By Lance Roberts
Is a “hard-landing” coming, economically speaking, as the Fed continues its most aggressive rate hike campaign in 40 years? Investors don’t seem to think so as investors continue to chase economically sensitive stocks despite the underlying economic decline. Such was a point made recently by Jesse Felder, noting:
“The cyclicals-to-defensives ratio has yet to really react even to the slowdown in the economy we have already seen over the past year or so as indicated by the reversal in the ISM Manufacturing PMI. If the latter continues to deteriorate in the months ahead, cyclicals (like the tech and consumer discretionary sectors) could have a great deal of pain still in front of them.“
His point is worth noting because investors have piled into stocks historically sensitive to economic changes. This year, however, has been a bit of a conundrum as the Energy sector, normally the most sensitive to economic weakness surged due to the Russia/Ukraine war, supply challenges, and political restrictions that keep oil prices elevated.
Such is notable because while corporate earnings have declined this year, much of the weakness is masked by the exceptionally strong results from the energy sector.
However, the risk going into 2023 is that those “cyclically sensitive” sectors catch down to economic realities as the impact of the Fed’s rate hikes begins to affect consumers.
Economic Hard Landing Very Likely
As noted previously, the Federal Reserve has never entered into a rate hiking campaign with a positive outcome. Instead, every previous adventure to control economic outcomes by the Federal Reserve has resulted in a recession, bear market, or some “event” that required a reversal of monetary policy. Or, rather, a “hard-landing.”
Given the steepness of the current campaign, it is unlikely that the economy will remain unscathed as savings rates drop markedly. More importantly, the rate increase directly impacts households dependent on credit card debt to make ends meet. This has been the case over the last 30 years as the rise in consumption, which is ~70% of economic growth, was supported by an increasing debt as wages failed to keep up.

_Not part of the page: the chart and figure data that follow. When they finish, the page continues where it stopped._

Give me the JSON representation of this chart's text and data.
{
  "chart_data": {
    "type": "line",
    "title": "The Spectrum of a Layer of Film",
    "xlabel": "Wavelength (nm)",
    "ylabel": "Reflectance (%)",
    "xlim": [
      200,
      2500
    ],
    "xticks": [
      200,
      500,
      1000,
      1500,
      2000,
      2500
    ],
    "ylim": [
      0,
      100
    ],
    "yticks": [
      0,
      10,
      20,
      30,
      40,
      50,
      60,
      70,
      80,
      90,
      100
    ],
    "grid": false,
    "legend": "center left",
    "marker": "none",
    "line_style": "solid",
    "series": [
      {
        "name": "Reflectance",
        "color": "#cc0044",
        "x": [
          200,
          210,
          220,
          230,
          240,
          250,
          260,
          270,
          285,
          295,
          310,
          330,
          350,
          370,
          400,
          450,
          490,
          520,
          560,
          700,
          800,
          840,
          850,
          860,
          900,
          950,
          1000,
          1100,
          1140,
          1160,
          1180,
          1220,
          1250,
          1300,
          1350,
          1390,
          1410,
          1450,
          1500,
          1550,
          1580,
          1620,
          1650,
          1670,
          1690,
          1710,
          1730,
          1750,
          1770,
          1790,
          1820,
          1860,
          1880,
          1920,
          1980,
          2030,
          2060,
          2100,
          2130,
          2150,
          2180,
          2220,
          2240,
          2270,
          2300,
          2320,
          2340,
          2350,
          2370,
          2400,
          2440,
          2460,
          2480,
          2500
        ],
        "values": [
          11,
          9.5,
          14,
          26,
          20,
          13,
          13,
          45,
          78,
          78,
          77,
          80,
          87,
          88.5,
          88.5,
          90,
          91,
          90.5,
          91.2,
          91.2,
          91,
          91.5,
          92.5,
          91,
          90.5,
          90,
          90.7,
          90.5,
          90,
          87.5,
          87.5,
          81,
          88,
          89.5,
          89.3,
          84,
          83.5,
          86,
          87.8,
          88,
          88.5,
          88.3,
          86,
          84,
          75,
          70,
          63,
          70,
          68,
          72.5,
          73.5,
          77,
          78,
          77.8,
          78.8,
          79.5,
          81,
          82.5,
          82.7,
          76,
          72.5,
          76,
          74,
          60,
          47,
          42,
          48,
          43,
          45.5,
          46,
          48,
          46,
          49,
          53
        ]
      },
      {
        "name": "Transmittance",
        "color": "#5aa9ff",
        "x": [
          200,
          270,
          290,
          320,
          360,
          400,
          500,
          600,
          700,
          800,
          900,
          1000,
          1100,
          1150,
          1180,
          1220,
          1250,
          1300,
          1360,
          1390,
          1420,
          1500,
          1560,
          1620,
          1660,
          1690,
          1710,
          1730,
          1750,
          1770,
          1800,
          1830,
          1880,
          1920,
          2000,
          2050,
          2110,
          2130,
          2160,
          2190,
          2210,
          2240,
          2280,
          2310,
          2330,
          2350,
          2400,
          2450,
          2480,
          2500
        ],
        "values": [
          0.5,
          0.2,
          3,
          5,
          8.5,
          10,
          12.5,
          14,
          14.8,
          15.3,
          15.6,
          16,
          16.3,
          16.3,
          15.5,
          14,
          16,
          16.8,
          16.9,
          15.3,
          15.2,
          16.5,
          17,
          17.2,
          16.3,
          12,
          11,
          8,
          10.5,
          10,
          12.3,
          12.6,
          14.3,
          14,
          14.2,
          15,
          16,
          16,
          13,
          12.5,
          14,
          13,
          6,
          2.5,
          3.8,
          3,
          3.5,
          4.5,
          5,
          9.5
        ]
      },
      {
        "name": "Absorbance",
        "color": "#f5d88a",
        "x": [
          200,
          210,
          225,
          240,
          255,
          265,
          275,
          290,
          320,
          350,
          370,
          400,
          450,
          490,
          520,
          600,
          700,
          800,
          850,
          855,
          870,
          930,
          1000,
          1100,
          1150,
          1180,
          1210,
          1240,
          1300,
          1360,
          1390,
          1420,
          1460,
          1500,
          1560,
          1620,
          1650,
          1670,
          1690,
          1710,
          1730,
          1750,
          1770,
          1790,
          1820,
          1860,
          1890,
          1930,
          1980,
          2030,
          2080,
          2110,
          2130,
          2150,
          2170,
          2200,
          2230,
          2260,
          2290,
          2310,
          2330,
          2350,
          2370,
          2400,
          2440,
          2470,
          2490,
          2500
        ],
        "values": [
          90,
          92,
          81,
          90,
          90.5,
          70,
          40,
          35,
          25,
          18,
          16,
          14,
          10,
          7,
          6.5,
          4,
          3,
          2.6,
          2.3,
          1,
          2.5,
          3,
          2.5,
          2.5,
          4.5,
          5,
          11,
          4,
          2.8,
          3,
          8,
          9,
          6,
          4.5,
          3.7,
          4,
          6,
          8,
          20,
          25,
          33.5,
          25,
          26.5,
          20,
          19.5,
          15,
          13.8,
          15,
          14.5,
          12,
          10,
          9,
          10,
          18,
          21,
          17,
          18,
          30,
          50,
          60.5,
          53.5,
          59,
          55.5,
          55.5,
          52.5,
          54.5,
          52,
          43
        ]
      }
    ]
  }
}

Such is why, as seen in the last National Federation Of Independent Business (NFIB) survey, the number of businesses with souring economic outlooks continues to rise. Of course, if business owners expect weaker economic growth, they won’t invest in business expansion or increasing employment.
Since employment is one of the highest costs to business profitability, reductions in employment become initially concentrated at firms where higher prices reduce sales quickly. As the “hard-landing” becomes more evident, firms will reduce headcount more rapidly as high wages are corrosive to earnings and corporate margins.

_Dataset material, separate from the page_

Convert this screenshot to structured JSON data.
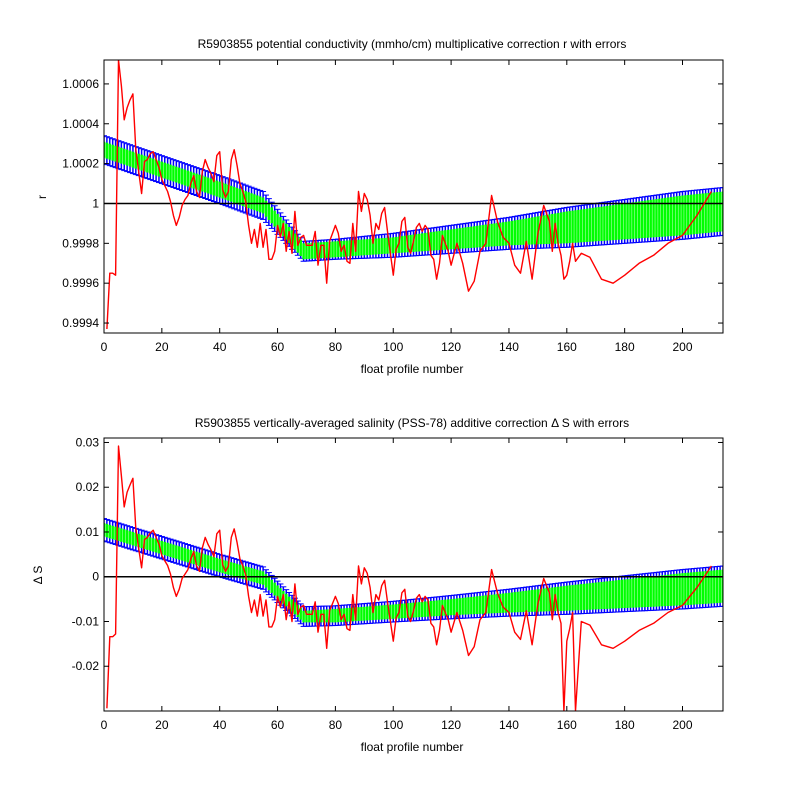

While investors may not think a hard landing is coming, the risk to consumption due to indebtedness and surging rates suggest differently. Importantly, what matters most for investors is the coincident repricing of assets as earnings decline due to the contraction in consumption.
Economic Recessions Leads To Earnings Recessions
We previously discussed that estimated earnings for the S&P 500 companies remain highly elevated. Such gives investors a false sense of security by assuming forward valuations suggest stocks are priced fairly. In reality, many companies in the index remain overvalued despite the price decline in 2022. More importantly, earnings have not been accounted for a potential “hard-landing” economically. In 2019, earnings declined by more than 30%. Even the soft landing in 2015 saw earnings decline by more than 10% compared to current estimates.
More importantly, despite recent downward revisions, current estimates still exceed the historical 6% exponential growth trend. That trend has contained earnings growth since 1950. Currently, earnings estimates exceed that trend by one of the most significant deviations ever. The only two previous periods with similar deviations are the Financial Crisis and the Dot.com bubble.
More significant is that earnings estimates DO NOT SURVIVE economic “hard landings.“
As shown, the composite economic index (EOCI) is already signaling that earnings will decline further as the economy slows. The deeper the recession, the deeper the earnings decline will be.
The “forward” earnings estimate annual change also suggests even a “mild recession” will push estimates substantially lower. During every previous recessionary period, forward estimates declined to a negative 20% annual rate of change.
The whole point of the Fed hiking rates is to slow economic growth, thereby reducing inflation. As such, the risk of a recession rises as higher rates curtail economic activity. Unfortunately, with the economy slowing, additional tightening could exacerbate the risk of a recession.
Therein lies the risk. Since earnings remain correlated to economic growth, earnings decline as rate hikes occur. Such is especially the case in more aggressive campaigns. Therefore, market prices have likely not discounted earnings enough to accommodate a further decline.
In other words, “fair value” for the market could still be substantially lower.
A “hard landing” will likely reveal how much lower that could be.